Mr. Bruce and I are moving. I am recording the adventure over on The Elder Generation. However, since I use MissDazey's Notes as a journal/opinion blog, decided to repost some of my stories here.
|Living room bookcase|
For several years now more and more people are choosing to "age in place", which simply put means staying in ones own home as long as possible. It means more independence and happier senior citizens. This is good on many levels; not so good on some.) There are numerous help agencies and websites related to "aging in place". (I like the website called "Aging Abundantly" by Dorothy Sander.)
But I am here to tell you that's not the real reason people "age in place". The real reason people "age in place" is simple...
It's too hard to move!For years I have dreamed of being in a smaller house on one level, a cozy little non-cluttered house with just the perfect size furnishings. Yet now that it's actually happening, it's another story.
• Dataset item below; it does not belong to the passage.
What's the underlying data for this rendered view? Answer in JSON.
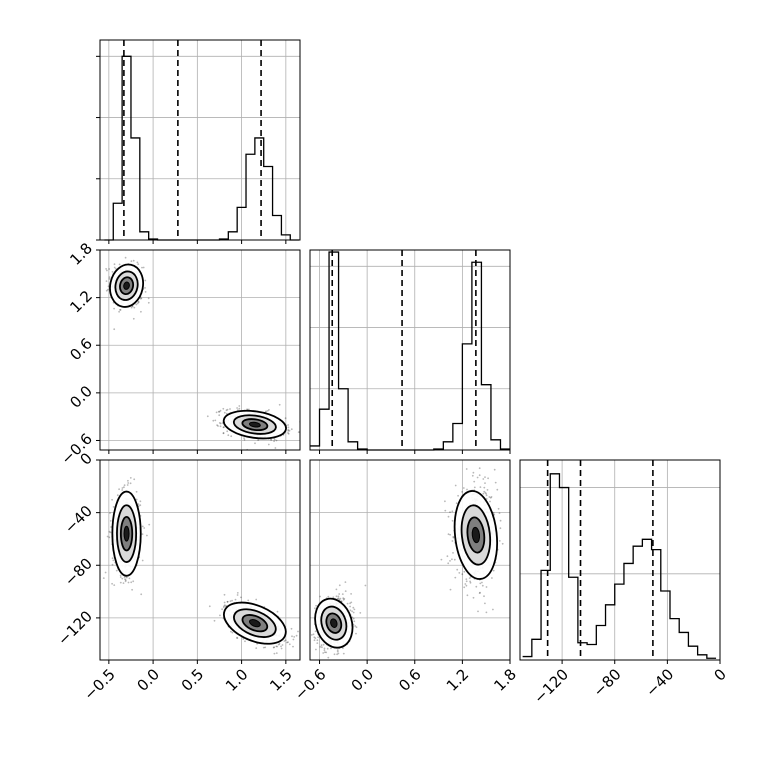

Everything is house A has to be moved out. Important things like my computer, some furniture, TV, and legal documents, etc will be moved to house B. That's fine. However, what the heck do we do with the rest of the junk in house A? Why can't I just walk out, lock the door, and moved into house B?
Our cozy little cottage for two is smaller than we had planned on buying. However since it's in an idea area for senior citizens, has nice big windows, and has been so well kept, we decided it would be fine.
House A, aka Mr. Bruce's house, was custom built by the first owner. (Mr. Bruce is the second) It has 12 closets, 3 sets of built-in bookcases, wet-bar with storage, and a large utility room complete with cabinets. Of course, each one of these are stuffed with "who knows what".
We do "know what" now in the wet-bar. Bottles of booze that were opened 20 years ago. (they have been emptied down the drain, not taking chances.) Other cabinets and drawers were full of Jane's things; Mr. Bruce had not even opened these since she passed. Another reason for not moving- Memory Lane is full of good and sad thoughts. Luckily, more good than bad. However, Memory Lane takes time to wander down. No problem, we have lots of time.
There is another free standing, large wet-bar that is used for books and mountains of paperwork in his family room. (What can I say, wet-bars were popular in the '60-80's, kind of a status symbol, I guess.) Now that it's all cleaned out and pretty, what shall we do with it?
All of this is giving me a headache... and more stories to write.